While the previously unknown elements motivating the plot are fully explained, it’s in a manner that prompts more questions, a device the writing team of Rodolphe and Leo have successfully perpetuated from the opening book. As we begin, several people now aware of much of what’s going on are stranded on the shores of Lake Victoria in an alliance of necessity. They know where the strange creatures manifesting in Kenya are coming from and why there’s little trace of this. They also know that UFOs are collecting the creatures. The full story as revealed here is both intriguing and puzzling, with Rodolphe and Leo deliberately toying with a biblical analogue, while also echoing the ecological agenda of Leo’s solo science fiction work.

The opening is also noteworthy, pitting the terror of the African bush, a lion, against a creature from a much earlier era. It’s set up nicely with the females from the pride stalking a buffalo. The sequence showcases Leo as well. He’s excellent at most aspects of graphic storytelling, with only a sense of movement letting him down. This is exemplified on the cover, when the creatures on the rock are supposed to be surrounded by splashing water, but instead it resembles ice. No matter when the rest is so good, especially his expressive characters.

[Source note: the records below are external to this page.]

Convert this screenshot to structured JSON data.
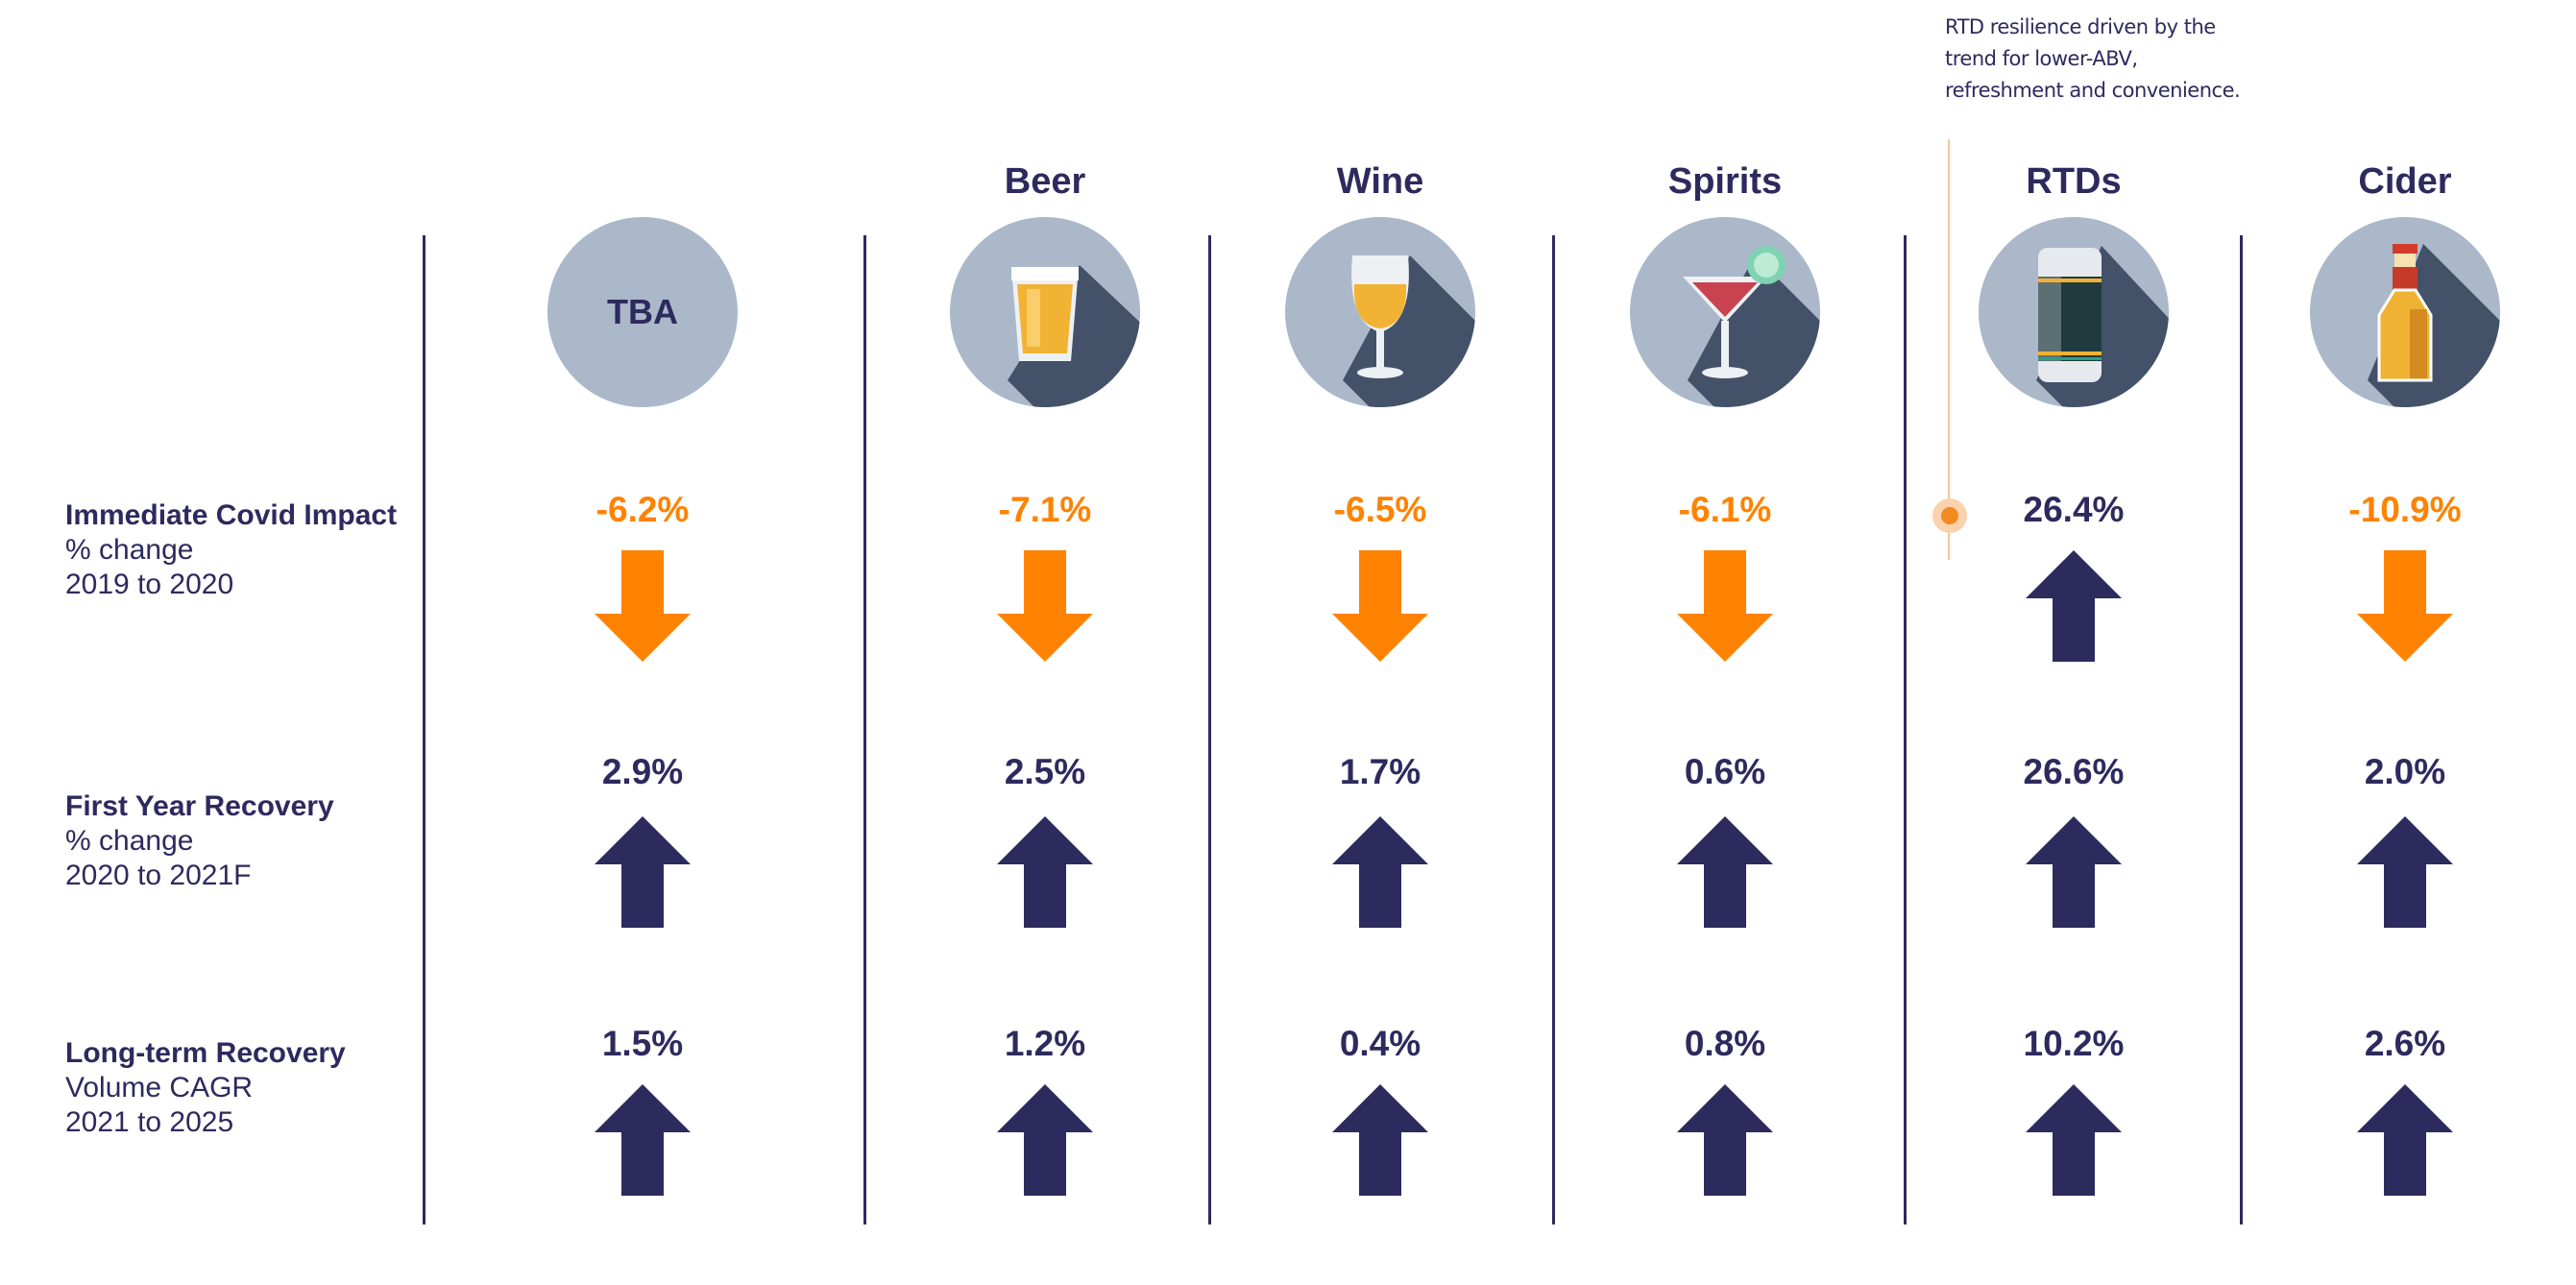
{
  "annotation": [
    "RTD resilience driven by the",
    "trend for lower-ABV,",
    "refreshment and convenience."
  ],
  "colors": {
    "navy": "#2d2a5e",
    "orange": "#ff8200",
    "circle": "#aab8c9",
    "shadow": "#435268"
  },
  "rows": [
    {
      "title": "Immediate Covid Impact",
      "line2": "% change",
      "line3": "2019 to 2020"
    },
    {
      "title": "First Year Recovery",
      "line2": "% change",
      "line3": "2020 to 2021F"
    },
    {
      "title": "Long-term Recovery",
      "line2": "Volume CAGR",
      "line3": "2021 to 2025"
    }
  ],
  "columns": [
    {
      "header": "",
      "icon": "tba",
      "icon_text": "TBA",
      "values": [
        {
          "text": "-6.2%",
          "dir": "down"
        },
        {
          "text": "2.9%",
          "dir": "up"
        },
        {
          "text": "1.5%",
          "dir": "up"
        }
      ]
    },
    {
      "header": "Beer",
      "icon": "beer-glass-icon",
      "values": [
        {
          "text": "-7.1%",
          "dir": "down"
        },
        {
          "text": "2.5%",
          "dir": "up"
        },
        {
          "text": "1.2%",
          "dir": "up"
        }
      ]
    },
    {
      "header": "Wine",
      "icon": "wine-glass-icon",
      "values": [
        {
          "text": "-6.5%",
          "dir": "down"
        },
        {
          "text": "1.7%",
          "dir": "up"
        },
        {
          "text": "0.4%",
          "dir": "up"
        }
      ]
    },
    {
      "header": "Spirits",
      "icon": "cocktail-glass-icon",
      "values": [
        {
          "text": "-6.1%",
          "dir": "down"
        },
        {
          "text": "0.6%",
          "dir": "up"
        },
        {
          "text": "0.8%",
          "dir": "up"
        }
      ]
    },
    {
      "header": "RTDs",
      "icon": "can-icon",
      "values": [
        {
          "text": "26.4%",
          "dir": "up"
        },
        {
          "text": "26.6%",
          "dir": "up"
        },
        {
          "text": "10.2%",
          "dir": "up"
        }
      ]
    },
    {
      "header": "Cider",
      "icon": "bottle-icon",
      "values": [
        {
          "text": "-10.9%",
          "dir": "down"
        },
        {
          "text": "2.0%",
          "dir": "up"
        },
        {
          "text": "2.6%",
          "dir": "up"
        }
      ]
    }
  ]
}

An interesting and unpredictable ending may not be to all tastes, but it’s in keeping with the oddness of the entire series. Overall Kenya has been an engaging dabble in the murky world of post-war power politics, and the social fears of 1947, the setting presumably to avoid modern day technology providing quicker answers, if not solutions. Much is timeless anyway, as out in the bush it’s still small planes and smaller four wheel drive vehicles providing the most effective forms of transport. Rodolphe’s effect on Leo is admirable, as without him Leo’s own science fiction graphic novels receive much criticism for perpetually keeping the pot boiling without providing any answers. However, the original French editions were published over seven years, so we can be thankful for Cinebook’s relatively rapid English language translations.

Season two begins in Namibia Episode 1, and there’s every reason to be optimistic about what it’ll provide.